Интересно, как правильно: нудю или нужу?..
Девчонка пошла к мосту, я бреду за ней. Ведет ладонью по старым пыльным перилам, напевает что-то под нос, ныряет в парк по ту сторону речки. Я останавливаюсь посередине, перегибаюсь и смотрю вниз. Там бег воды, пятна, тени, блики солнца, как золотые печати, и небо течет, плывет в просветах ветвей.

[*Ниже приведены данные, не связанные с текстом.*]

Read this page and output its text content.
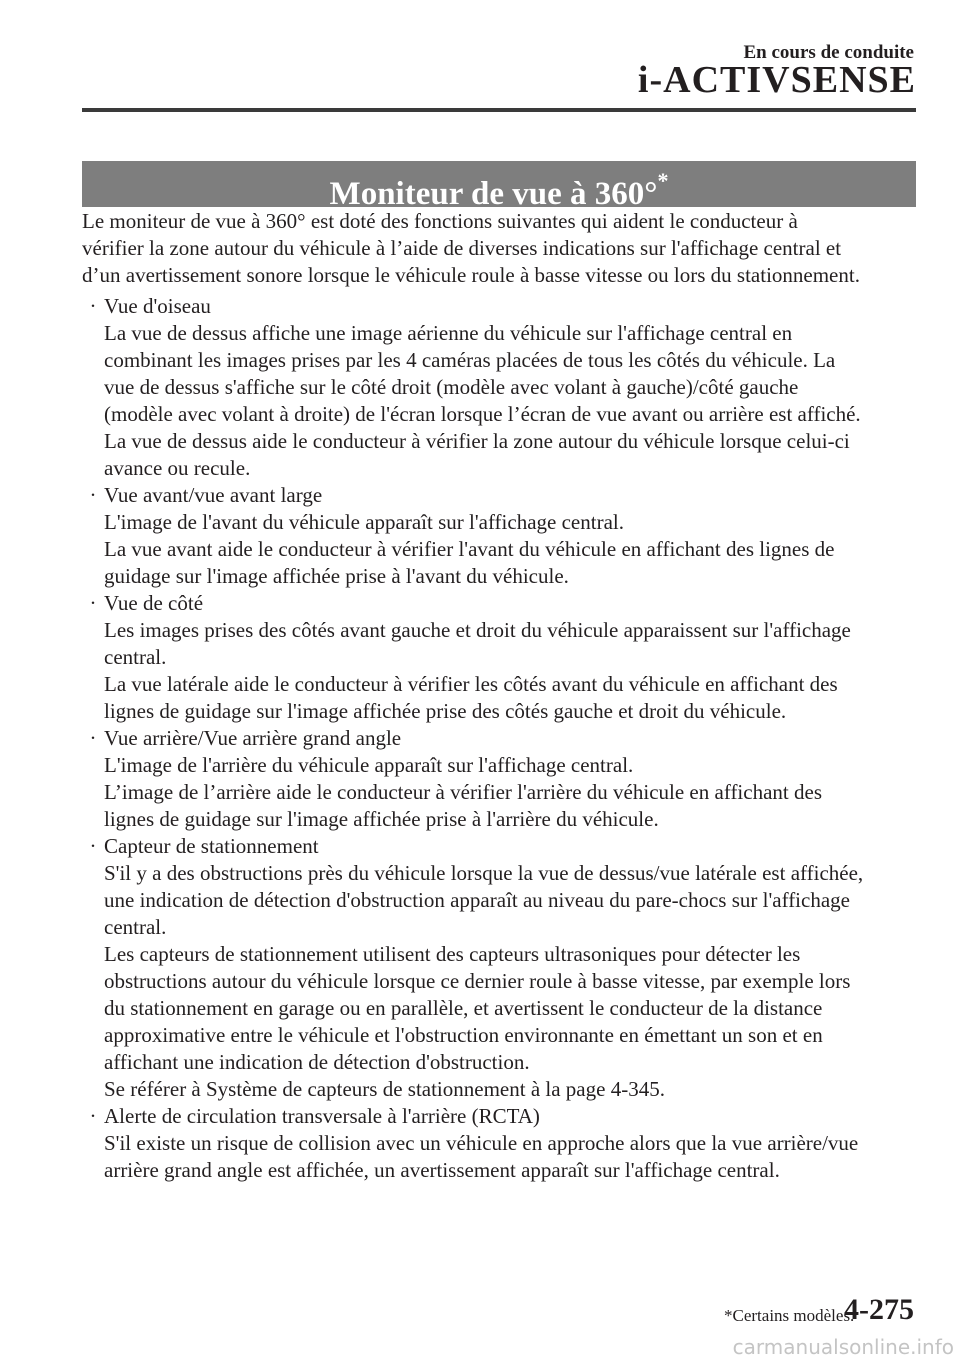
En cours de conduite
i-ACTIVSENSE
Moniteur de vue à 360°*

Le moniteur de vue à 360° est doté des fonctions suivantes qui aident le conducteur à

vérifier la zone autour du véhicule à l’aide de diverses indications sur l'affichage central et

d’un avertissement sonore lorsque le véhicule roule à basse vitesse ou lors du stationnement.

· Vue d'oiseau

La vue de dessus affiche une image aérienne du véhicule sur l'affichage central en

combinant les images prises par les 4 caméras placées de tous les côtés du véhicule. La

vue de dessus s'affiche sur le côté droit (modèle avec volant à gauche)/côté gauche

(modèle avec volant à droite) de l'écran lorsque l’écran de vue avant ou arrière est affiché.

La vue de dessus aide le conducteur à vérifier la zone autour du véhicule lorsque celui-ci

avance ou recule.

· Vue avant/vue avant large

L'image de l'avant du véhicule apparaît sur l'affichage central.

La vue avant aide le conducteur à vérifier l'avant du véhicule en affichant des lignes de

guidage sur l'image affichée prise à l'avant du véhicule.

· Vue de côté

Les images prises des côtés avant gauche et droit du véhicule apparaissent sur l'affichage

central.

La vue latérale aide le conducteur à vérifier les côtés avant du véhicule en affichant des

lignes de guidage sur l'image affichée prise des côtés gauche et droit du véhicule.

· Vue arrière/Vue arrière grand angle

L'image de l'arrière du véhicule apparaît sur l'affichage central.

L’image de l’arrière aide le conducteur à vérifier l'arrière du véhicule en affichant des

lignes de guidage sur l'image affichée prise à l'arrière du véhicule.

· Capteur de stationnement

S'il y a des obstructions près du véhicule lorsque la vue de dessus/vue latérale est affichée,

une indication de détection d'obstruction apparaît au niveau du pare-chocs sur l'affichage

central.

Les capteurs de stationnement utilisent des capteurs ultrasoniques pour détecter les

obstructions autour du véhicule lorsque ce dernier roule à basse vitesse, par exemple lors

du stationnement en garage ou en parallèle, et avertissent le conducteur de la distance

approximative entre le véhicule et l'obstruction environnante en émettant un son et en

affichant une indication de détection d'obstruction.

Se référer à Système de capteurs de stationnement à la page 4-345.

· Alerte de circulation transversale à l'arrière (RCTA)

S'il existe un risque de collision avec un véhicule en approche alors que la vue arrière/vue

arrière grand angle est affichée, un avertissement apparaît sur l'affichage central.

*Certains modèles.
4-275
carmanualsonline.info
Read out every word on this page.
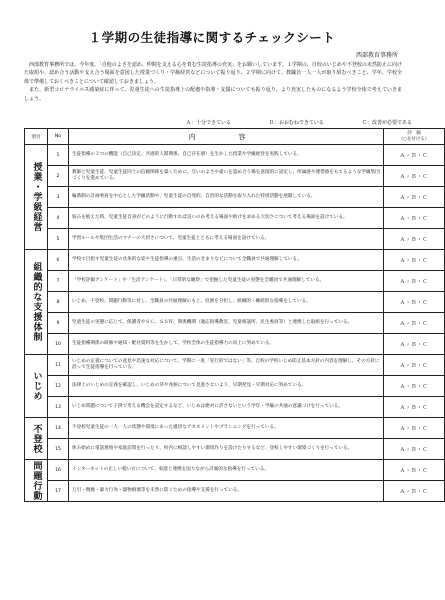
１学期の生徒指導に関するチェックシート
西部教育事務所

西部教育事務所では、今年度、「自他のよさを認め、仲間を支える心を育む生徒指導の充実」をお願いしています。１学期の、自校のいじめや不登校の未然防止に向けた取組や、認め合う活動や支え合う場面を意図した授業づくり・学級経営などについて振り返り、２学期に向けて、教職員一人一人が取り組むべきこと、学年、学校全体で準備しておくべきことについて確認しておきましょう。

また、新型コロナウイルス感染症に伴って、児童生徒への生徒指導上の配慮や指導・支援についても振り返り、より充実したものになるよう学校全体で考えていきましょう。

Ａ：十分できている	Ｂ：おおむねできている	Ｃ：改善が必要である
項目	No	内　容	評　価
（○を付ける）

授業・学級経営	1	生徒指導の３つの機能（自己決定、共感的人間関係、自己存在感）を生かした授業や学級経営を実践している。	Ａ・Ｂ・Ｃ
	2	教師と児童生徒、児童生徒同士の信頼関係を築くために、互いのよさや違いを認め合う場を意図的に設定し、所属感や連帯感をもてるような学級集団づくりを進めている。	Ａ・Ｂ・Ｃ
	3	輪番制の計画委員を中心とした学級活動や、児童生徒の自発的、自治的な活動を取り入れた特別活動を展開している。	Ａ・Ｂ・Ｃ
	4	悩みを抱えた時、児童生徒自身がどのように行動すれば良いのか考える場面や助けを求める大切さについて考える場面を設けている。	Ａ・Ｂ・Ｃ
	5	学習ルールや集団生活のマナーの大切さについて、児童生徒とともに考える場面を設けている。	Ａ・Ｂ・Ｃ

組織的な支援体制	6	学校で目指す児童生徒の具体的な姿や生徒指導の重点、生活のきまりなどについて全職員で共通理解している。	Ａ・Ｂ・Ｃ
	7	「学校評価アンケート」や「生活アンケート」、「日常的な観察」で把握した児童生徒の実態を全職員で共通理解している。	Ａ・Ｂ・Ｃ
	8	いじめ、不登校、問題行動等に対し、全職員の共通理解のもと、役割を分担し、組織的・継続的な指導をしている。	Ａ・Ｂ・Ｃ
	9	児童生徒の実態に応じて、保護者やＳＣ、ＳＳＷ、関係機関（適応指導教室、児童相談所、民生委員等）と連携した取組を行っている。	Ａ・Ｂ・Ｃ
	10	生徒指導関係の研修や通知・配付資料等を生かして、学校全体の生徒指導力の向上に努めている。	Ａ・Ｂ・Ｃ

いじめ	11	いじめの定義についての意見や迅速な対応について、学期に一度「実行的ではない」等、自校の学校いじめ防止基本方針の内容を理解し、その方針に沿って生徒指導を行っている。	Ａ・Ｂ・Ｃ
	12	法律上のいじめの定義を確認し、いじめの芽や兆候について見逃さないよう、早期発見・早期対応に努めている。	Ａ・Ｂ・Ｃ
	13	いじめ問題について子供で考える機会を設定するなど、いじめは絶対に許さないという学年・学級の共通の意識づけを行っている。	Ａ・Ｂ・Ｃ

不登校	14	不登校児童生徒の一人一人の状態や環境にあった適切なアセスメントやプランニングを行っている。	Ａ・Ｂ・Ｃ
	15	休み始めに電話連絡や家庭訪問を行ったり、校内に相談しやすい環境作りを設けたりするなど、登校しやすい環境づくりを行っている。	Ａ・Ｂ・Ｃ

問題行動	16	インターネットの正しい使い方について、家庭と連携を図りながら計画的な指導を行っている。	Ａ・Ｂ・Ｃ
	17	万引・喫煙・暴力行為・器物損壊等を未然に防ぐための指導や支援を行っている。	Ａ・Ｂ・Ｃ
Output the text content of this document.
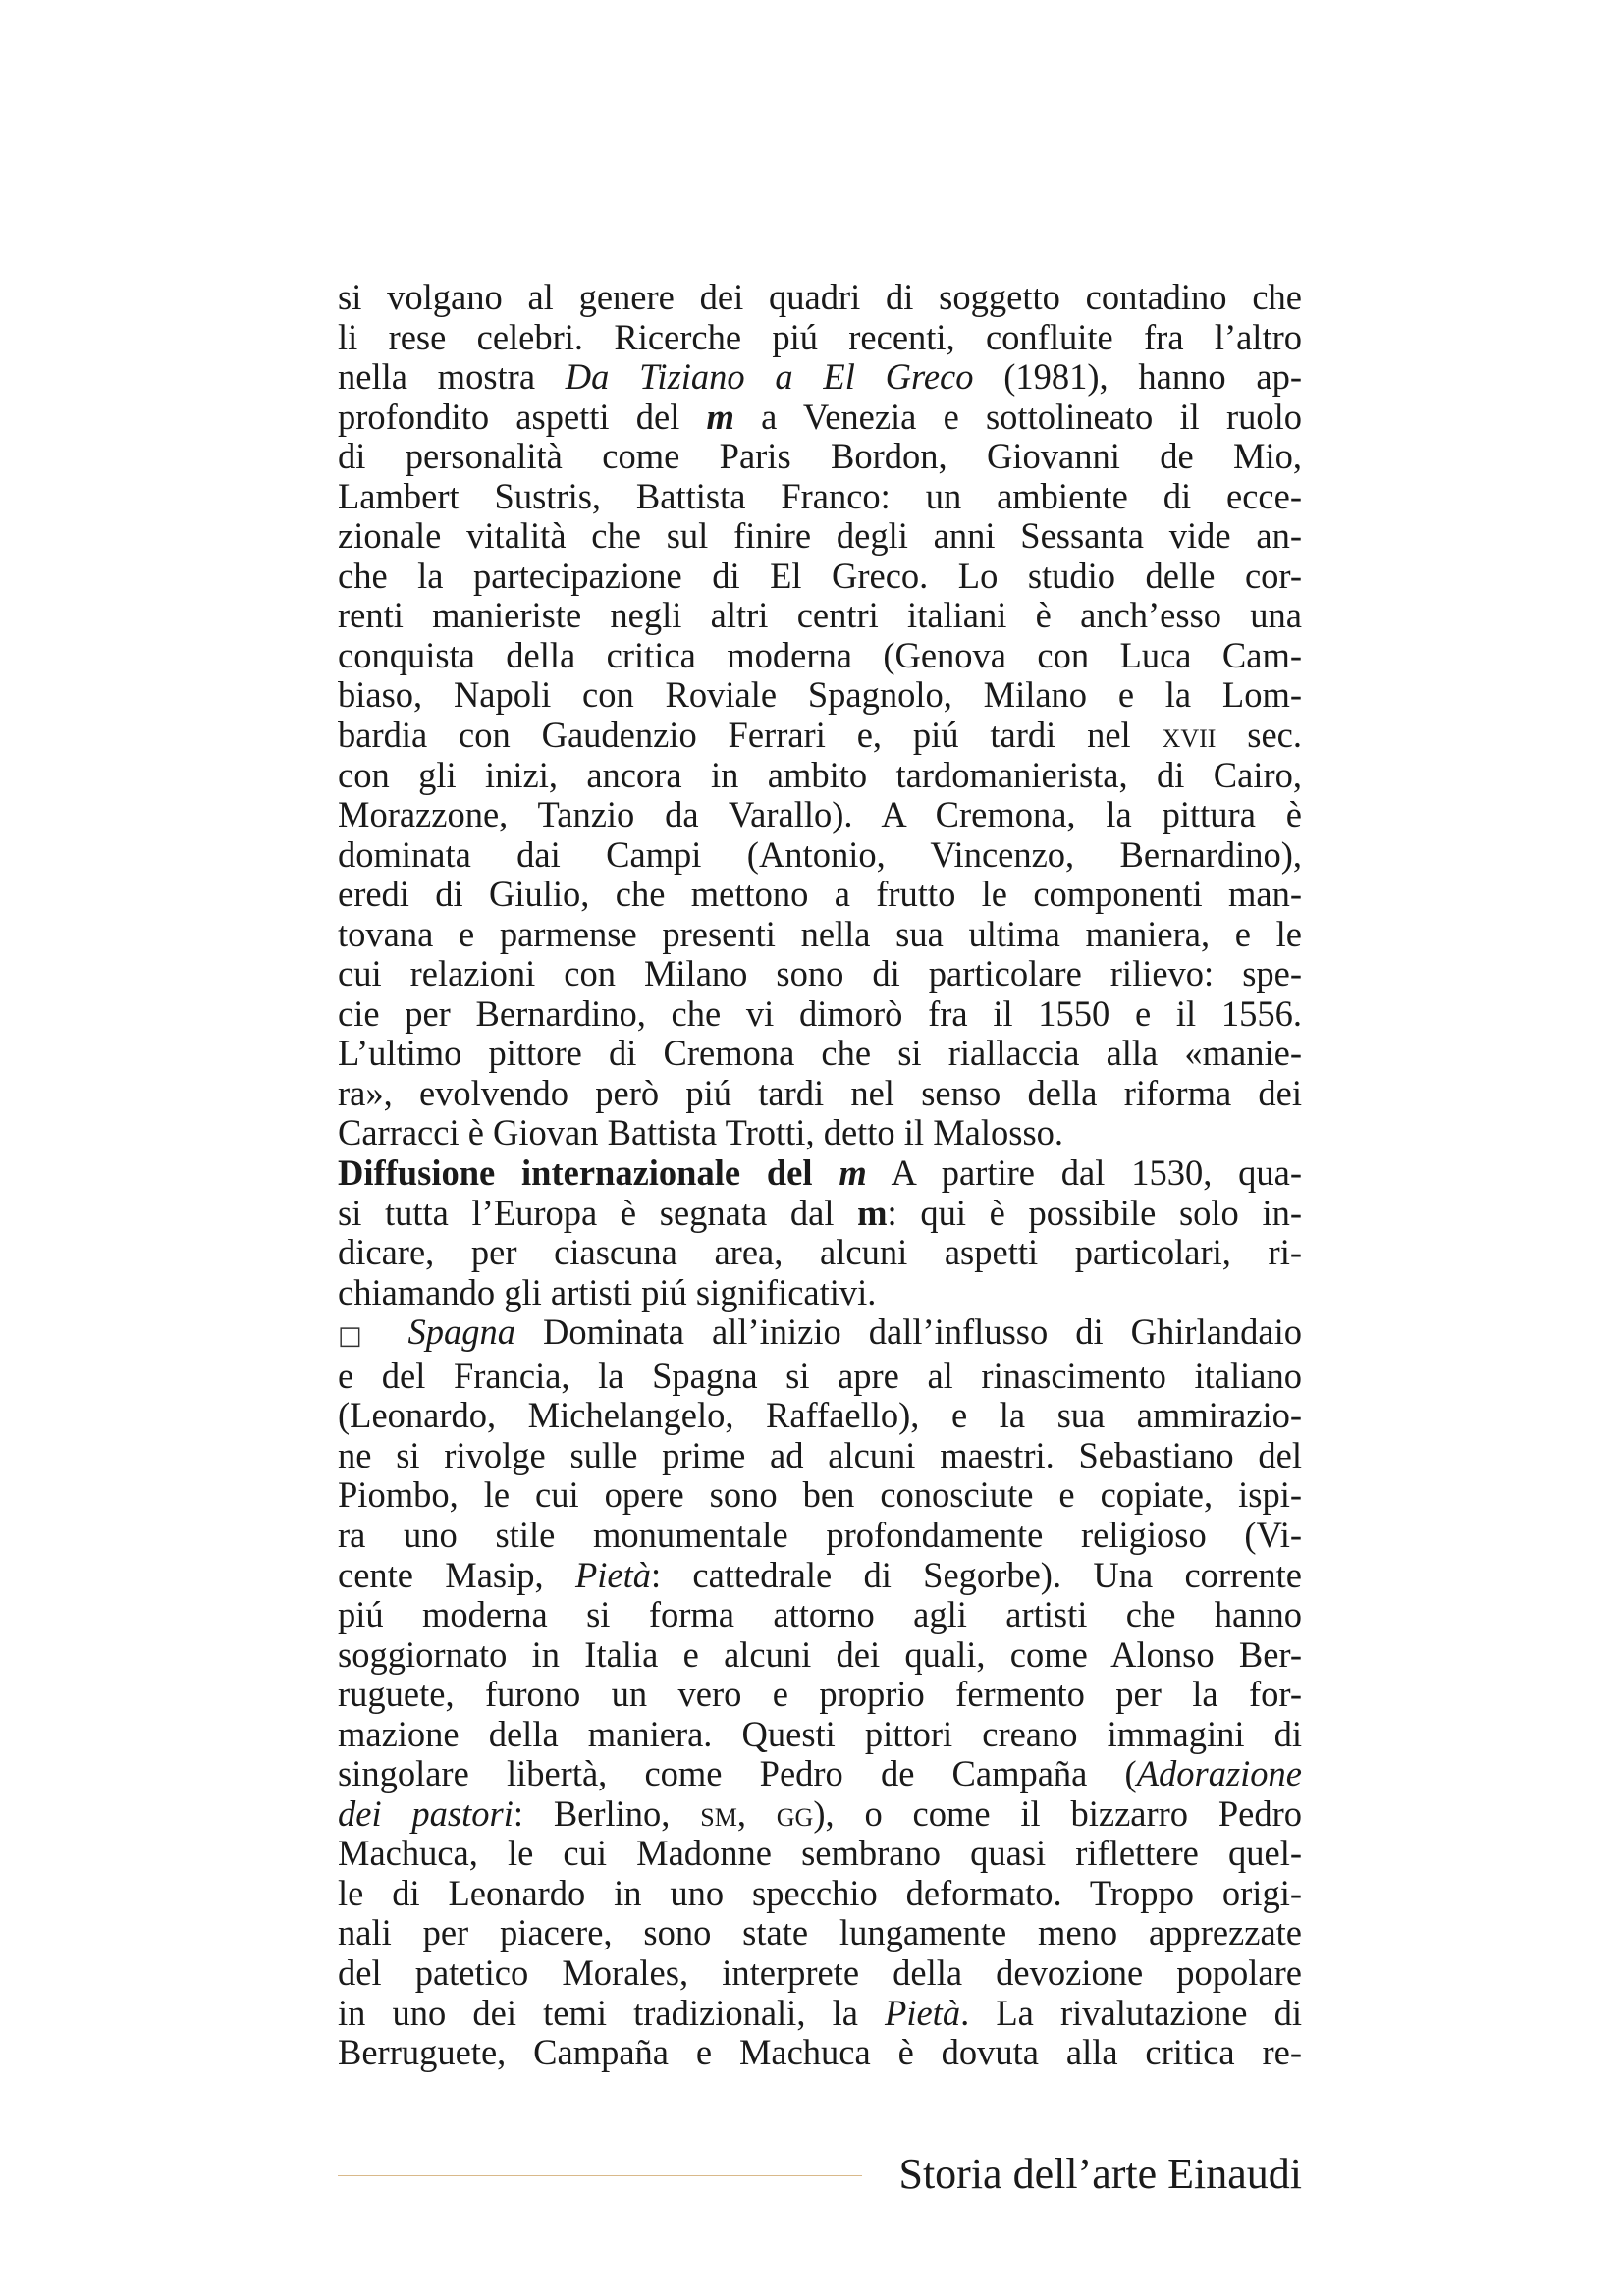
si volgano al genere dei quadri di soggetto contadino che
li rese celebri. Ricerche piú recenti, confluite fra l’altro
nella mostra Da Tiziano a El Greco (1981), hanno ap-
profondito aspetti del m a Venezia e sottolineato il ruolo
di personalità come Paris Bordon, Giovanni de Mio,
Lambert Sustris, Battista Franco: un ambiente di ecce-
zionale vitalità che sul finire degli anni Sessanta vide an-
che la partecipazione di El Greco. Lo studio delle cor-
renti manieriste negli altri centri italiani è anch’esso una
conquista della critica moderna (Genova con Luca Cam-
biaso, Napoli con Roviale Spagnolo, Milano e la Lom-
bardia con Gaudenzio Ferrari e, piú tardi nel xvii sec.
con gli inizi, ancora in ambito tardomanierista, di Cairo,
Morazzone, Tanzio da Varallo). A Cremona, la pittura è
dominata dai Campi (Antonio, Vincenzo, Bernardino),
eredi di Giulio, che mettono a frutto le componenti man-
tovana e parmense presenti nella sua ultima maniera, e le
cui relazioni con Milano sono di particolare rilievo: spe-
cie per Bernardino, che vi dimorò fra il 1550 e il 1556.
L’ultimo pittore di Cremona che si riallaccia alla «manie-
ra», evolvendo però piú tardi nel senso della riforma dei
Carracci è Giovan Battista Trotti, detto il Malosso.
Diffusione internazionale del m A partire dal 1530, qua-
si tutta l’Europa è segnata dal m: qui è possibile solo in-
dicare, per ciascuna area, alcuni aspetti particolari, ri-
chiamando gli artisti piú significativi.
□ Spagna Dominata all’inizio dall’influsso di Ghirlandaio
e del Francia, la Spagna si apre al rinascimento italiano
(Leonardo, Michelangelo, Raffaello), e la sua ammirazio-
ne si rivolge sulle prime ad alcuni maestri. Sebastiano del
Piombo, le cui opere sono ben conosciute e copiate, ispi-
ra uno stile monumentale profondamente religioso (Vi-
cente Masip, Pietà: cattedrale di Segorbe). Una corrente
piú moderna si forma attorno agli artisti che hanno
soggiornato in Italia e alcuni dei quali, come Alonso Ber-
ruguete, furono un vero e proprio fermento per la for-
mazione della maniera. Questi pittori creano immagini di
singolare libertà, come Pedro de Campaña (Adorazione
dei pastori: Berlino, sm, gg), o come il bizzarro Pedro
Machuca, le cui Madonne sembrano quasi riflettere quel-
le di Leonardo in uno specchio deformato. Troppo origi-
nali per piacere, sono state lungamente meno apprezzate
del patetico Morales, interprete della devozione popolare
in uno dei temi tradizionali, la Pietà. La rivalutazione di
Berruguete, Campaña e Machuca è dovuta alla critica re-
Storia dell’arte Einaudi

Нельзя долго смотреть на воду. Из глубины поднимается призрачный город — у меня всегда пересыхают губы, когда я вижу это. Опрокинутый город из серого камня, небо между каменными домами, каменные лестницы взбегают вверх, к садам на каменных крышах. Я вижу это в воде и когда закрываю глаза. Поэтому я стараюсь не закрывать глаза. Отучиться бы заглядывать в воду.
Отворачиваюсь.
Он спал, когда я пришла. По телевизору бормочут про землетрясение и кризис, а муж клубком, и пульт выпал из руки.
Знаете, что самое острое?.. Я больше не прикоснусь к тебе, мой спящий мужчина. Мои руки — воздух, мое тело закопано в землю. Я не знаю, смогу ли к этому привыкнуть — что ты рядом, а мои руки воздух. Против смерти ничего нет. Вот это самое страшное.
И уже ничего не изменить.
— Ваца, — зову я. И смотрю на него. Он просыпается. — Вацик, иди спать в постель. Здесь же неудобно.
Морщится.
— Стаска, не будь белочкой. Все эти ласкательно-уменьшительные, копеечка, автобусик, дурасик… так по-женски.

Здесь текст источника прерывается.